Ulasan konser
METAMORPHOSEN DAN MOZART DENGAN HANS GRAF
Orkestra Simfoni Singapura
Jumat (6 Nov), Sistic Live
Salah satu konsekuensi tak terduga dari pandemi saat ini dan langkah-langkah jarak sosial adalah menjamurnya pertunjukan musik kamar.
Periode ini, ketika simfoni berskala besar, karya paduan suara dan opera tidak dapat dilakukan, telah menjadi anugerah bagi komposer seperti Bach, Mozart dan Haydn, yang outputnya mencakup karya-karya untuk kelompok berukuran kamar.
Konser Singapore Symphony Orchestra (SSO) terbaru telah mengikuti tren ini, dengan cerdas menyandingkan komposer klasik dengan mereka yang berasal dari abad ke-20.
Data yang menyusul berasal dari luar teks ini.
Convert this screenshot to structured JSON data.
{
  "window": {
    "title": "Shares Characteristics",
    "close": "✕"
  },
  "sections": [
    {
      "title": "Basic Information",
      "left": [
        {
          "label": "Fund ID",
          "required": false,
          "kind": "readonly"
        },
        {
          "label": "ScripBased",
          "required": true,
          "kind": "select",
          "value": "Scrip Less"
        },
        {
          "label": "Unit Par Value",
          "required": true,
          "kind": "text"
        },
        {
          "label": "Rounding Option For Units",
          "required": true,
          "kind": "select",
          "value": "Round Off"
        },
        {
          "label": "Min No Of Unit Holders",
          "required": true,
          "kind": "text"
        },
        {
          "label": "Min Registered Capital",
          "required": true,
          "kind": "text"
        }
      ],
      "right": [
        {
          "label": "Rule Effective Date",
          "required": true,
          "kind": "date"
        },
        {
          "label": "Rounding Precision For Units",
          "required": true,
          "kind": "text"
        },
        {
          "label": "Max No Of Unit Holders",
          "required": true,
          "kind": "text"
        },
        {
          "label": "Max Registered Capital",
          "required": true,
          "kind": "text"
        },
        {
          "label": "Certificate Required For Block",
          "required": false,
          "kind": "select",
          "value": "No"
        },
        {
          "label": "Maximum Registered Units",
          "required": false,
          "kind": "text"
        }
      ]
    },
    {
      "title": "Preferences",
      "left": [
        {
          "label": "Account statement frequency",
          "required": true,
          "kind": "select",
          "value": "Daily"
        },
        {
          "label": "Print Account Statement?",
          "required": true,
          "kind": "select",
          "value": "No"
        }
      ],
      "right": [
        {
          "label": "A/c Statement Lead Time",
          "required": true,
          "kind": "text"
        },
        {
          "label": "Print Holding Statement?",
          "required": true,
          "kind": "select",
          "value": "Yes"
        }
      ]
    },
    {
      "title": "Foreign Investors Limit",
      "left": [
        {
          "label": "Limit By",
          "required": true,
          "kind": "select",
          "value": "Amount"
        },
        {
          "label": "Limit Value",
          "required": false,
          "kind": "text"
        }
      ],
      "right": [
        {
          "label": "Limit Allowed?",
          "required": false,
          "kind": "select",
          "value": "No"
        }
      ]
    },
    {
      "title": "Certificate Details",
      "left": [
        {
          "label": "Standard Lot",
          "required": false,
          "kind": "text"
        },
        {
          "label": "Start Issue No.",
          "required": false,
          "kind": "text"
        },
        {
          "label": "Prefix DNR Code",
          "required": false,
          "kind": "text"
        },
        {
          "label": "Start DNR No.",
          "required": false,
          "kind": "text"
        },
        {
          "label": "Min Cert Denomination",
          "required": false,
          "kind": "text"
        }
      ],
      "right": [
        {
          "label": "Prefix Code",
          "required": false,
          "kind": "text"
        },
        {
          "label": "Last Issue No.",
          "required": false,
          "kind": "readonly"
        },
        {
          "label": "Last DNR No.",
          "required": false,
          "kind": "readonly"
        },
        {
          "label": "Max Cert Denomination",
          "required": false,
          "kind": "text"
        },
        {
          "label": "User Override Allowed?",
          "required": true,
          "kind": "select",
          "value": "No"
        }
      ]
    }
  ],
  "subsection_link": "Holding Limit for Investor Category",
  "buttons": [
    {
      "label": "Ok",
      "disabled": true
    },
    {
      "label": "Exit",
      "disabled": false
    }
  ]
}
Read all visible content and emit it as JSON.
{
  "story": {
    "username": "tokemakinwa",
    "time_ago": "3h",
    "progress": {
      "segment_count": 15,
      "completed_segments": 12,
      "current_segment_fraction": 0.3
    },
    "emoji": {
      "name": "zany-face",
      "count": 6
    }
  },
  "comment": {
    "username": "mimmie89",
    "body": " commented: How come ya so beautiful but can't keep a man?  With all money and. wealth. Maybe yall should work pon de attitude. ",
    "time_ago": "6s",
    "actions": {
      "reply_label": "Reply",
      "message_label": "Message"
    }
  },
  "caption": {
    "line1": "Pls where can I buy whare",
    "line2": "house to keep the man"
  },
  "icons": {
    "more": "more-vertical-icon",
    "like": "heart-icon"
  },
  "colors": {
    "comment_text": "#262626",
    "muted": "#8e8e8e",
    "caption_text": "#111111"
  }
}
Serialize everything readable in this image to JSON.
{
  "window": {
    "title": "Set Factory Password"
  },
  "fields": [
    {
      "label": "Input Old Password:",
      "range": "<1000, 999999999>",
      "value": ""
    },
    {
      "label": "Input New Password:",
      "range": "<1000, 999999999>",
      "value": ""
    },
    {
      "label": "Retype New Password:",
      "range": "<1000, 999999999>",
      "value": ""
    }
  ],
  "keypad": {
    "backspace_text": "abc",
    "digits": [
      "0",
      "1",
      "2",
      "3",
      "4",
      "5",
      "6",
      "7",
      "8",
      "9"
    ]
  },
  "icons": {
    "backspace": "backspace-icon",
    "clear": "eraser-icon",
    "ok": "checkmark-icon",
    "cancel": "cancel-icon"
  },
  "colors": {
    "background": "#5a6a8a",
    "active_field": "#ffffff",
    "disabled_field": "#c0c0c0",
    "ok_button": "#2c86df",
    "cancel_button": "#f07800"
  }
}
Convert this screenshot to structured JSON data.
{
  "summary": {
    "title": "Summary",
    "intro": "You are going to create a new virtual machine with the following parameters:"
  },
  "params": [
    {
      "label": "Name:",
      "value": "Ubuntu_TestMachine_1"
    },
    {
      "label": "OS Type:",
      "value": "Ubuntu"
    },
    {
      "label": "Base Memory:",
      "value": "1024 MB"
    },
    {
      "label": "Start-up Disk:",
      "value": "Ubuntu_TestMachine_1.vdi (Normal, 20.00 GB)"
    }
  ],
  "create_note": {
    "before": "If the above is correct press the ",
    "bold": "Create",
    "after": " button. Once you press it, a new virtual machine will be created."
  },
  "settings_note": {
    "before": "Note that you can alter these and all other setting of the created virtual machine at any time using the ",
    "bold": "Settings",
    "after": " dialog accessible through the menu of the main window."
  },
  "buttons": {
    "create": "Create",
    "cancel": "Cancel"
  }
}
Di bawah arahan kepala konduktor Hans Graf, Mozart menjadi teman tidur yang nyaman dengan komposer Jerman Richard Strauss dalam program digital yang kontras kesedihan dan berkabung dengan semangat dan kegembiraan.
Strauss ‘Metamorphosen (1945) adalah karya akhir musim gugur untuk 23 musisi gesek, disusun setelah kengerian Perang Dunia II ketika Jerman, awalnya agresor, telah dikalahkan dengan telak dan kota-kotanya disia-siakan oleh pemboman Sekutu.
Jauh dari puisi nada kurang ajar dan opera mewahnya, setengah jamnya yang keras disajikan dengan kekhidmatan dan kesopanan yang layak.
Senar SSO, seperti biasa, sangat nyaring tanpa meremehkan requiem yang mereka sampaikan. Graf dengan ahli mengekang tempo narasi, dengan tempo yang tidak menyeret atau menjadi karikatur pesan funereal.
Dia dengan rapi melapisi tekstur yang bervariasi, dengan solo oleh concertmaster Kong Zhao Hui muncul seperti suar melalui kabut string.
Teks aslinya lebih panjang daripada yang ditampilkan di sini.